Local Hindi reporters, bracing perhaps for the patronising treatment they nearly always get at litfests (Jaipur Literay Festival) like these, splashed the story on the front pages the next morning. It had no resemblance to the truth, at least as English India saw it—nothing of Vikram Seth's wit, his crisp translations, the only Indian English writer as widely read in Hindi as he is in English.
Not an iota of admiration for a writer who is hailed worldwide as the "ultimate Renaissance Man"—poet, novelist, librettist, translator, biographer, children's writer, calligrapher, travel writer—and now painter. Instead the headlines screamed: Noted writer caught drinking in broad daylight in front of schoolchildren. A front-page editorial castigated him for being "insensitive" to Rajasthani culture. His mother, Leila Seth, also an invitee, was (mis)quoted as saying, "Some people like to drink tea, my son likes alcohol."
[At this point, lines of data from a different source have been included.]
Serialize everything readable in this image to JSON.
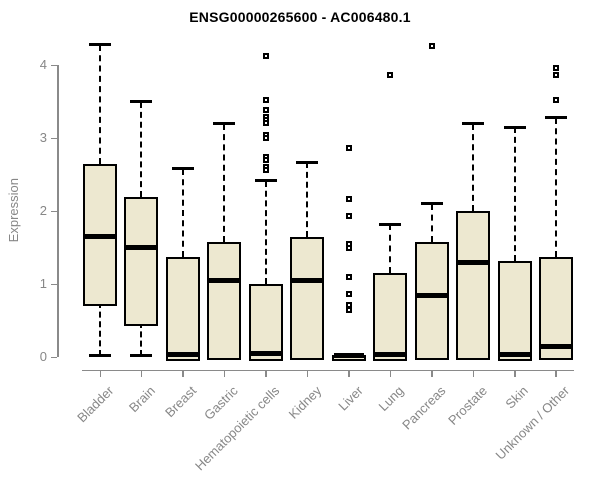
{
  "chart_data": {
    "type": "boxplot",
    "title": "ENSG00000265600 - AC006480.1",
    "xlabel": "",
    "ylabel": "Expression",
    "ylim": [
      0,
      4.3
    ],
    "yticks": [
      0,
      1,
      2,
      3,
      4
    ],
    "grid": false,
    "legend": "none",
    "box_fill_color": "#EDE8D0",
    "box_border_color": "#000000",
    "whisker_style": "dashed",
    "axis_color": "#8a8a8a",
    "label_color": "#878787",
    "categories": [
      "Bladder",
      "Brain",
      "Breast",
      "Gastric",
      "Hematopoietic cells",
      "Kidney",
      "Liver",
      "Lung",
      "Pancreas",
      "Prostate",
      "Skin",
      "Unknown / Other"
    ],
    "series": [
      {
        "name": "Bladder",
        "whisker_low": 0.02,
        "q1": 0.75,
        "median": 1.65,
        "q3": 2.65,
        "whisker_high": 4.28,
        "outliers": []
      },
      {
        "name": "Brain",
        "whisker_low": 0.02,
        "q1": 0.48,
        "median": 1.5,
        "q3": 2.2,
        "whisker_high": 3.5,
        "outliers": []
      },
      {
        "name": "Breast",
        "whisker_low": 0.0,
        "q1": 0.0,
        "median": 0.04,
        "q3": 1.37,
        "whisker_high": 2.58,
        "outliers": []
      },
      {
        "name": "Gastric",
        "whisker_low": 0.02,
        "q1": 0.02,
        "median": 1.05,
        "q3": 1.58,
        "whisker_high": 3.2,
        "outliers": []
      },
      {
        "name": "Hematopoietic cells",
        "whisker_low": 0.0,
        "q1": 0.0,
        "median": 0.05,
        "q3": 1.0,
        "whisker_high": 2.42,
        "outliers": [
          4.13,
          3.53,
          3.38,
          3.29,
          3.25,
          3.21,
          3.04,
          3.0,
          2.74,
          2.7,
          2.6,
          2.56
        ]
      },
      {
        "name": "Kidney",
        "whisker_low": 0.02,
        "q1": 0.02,
        "median": 1.05,
        "q3": 1.65,
        "whisker_high": 2.67,
        "outliers": []
      },
      {
        "name": "Liver",
        "whisker_low": 0.0,
        "q1": 0.0,
        "median": 0.02,
        "q3": 0.03,
        "whisker_high": 0.03,
        "outliers": [
          2.86,
          2.17,
          1.93,
          1.55,
          1.5,
          1.1,
          0.87,
          0.71,
          0.65
        ]
      },
      {
        "name": "Lung",
        "whisker_low": 0.0,
        "q1": 0.0,
        "median": 0.04,
        "q3": 1.15,
        "whisker_high": 1.82,
        "outliers": [
          3.86
        ]
      },
      {
        "name": "Pancreas",
        "whisker_low": 0.02,
        "q1": 0.02,
        "median": 0.85,
        "q3": 1.58,
        "whisker_high": 2.1,
        "outliers": [
          4.27
        ]
      },
      {
        "name": "Prostate",
        "whisker_low": 0.02,
        "q1": 0.02,
        "median": 1.3,
        "q3": 2.0,
        "whisker_high": 3.2,
        "outliers": []
      },
      {
        "name": "Skin",
        "whisker_low": 0.0,
        "q1": 0.0,
        "median": 0.04,
        "q3": 1.32,
        "whisker_high": 3.15,
        "outliers": []
      },
      {
        "name": "Unknown / Other",
        "whisker_low": 0.02,
        "q1": 0.02,
        "median": 0.15,
        "q3": 1.37,
        "whisker_high": 3.28,
        "outliers": [
          3.96,
          3.86,
          3.52
        ]
      }
    ]
  }
}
Local litterateurs got their mugshots into the papers, making reprobative noises. One of the dailies even got a schoolboy to confess his shock and grief at how his "role model" had let him down. All this fuss over a glass of wine that Seth sipped casually as he talked, oblivious to this new "Rajasthani culture".
Source: Outlook
My view point:
Rajasthani Culture? Wow!! Jai Ho to Indian Talibans!!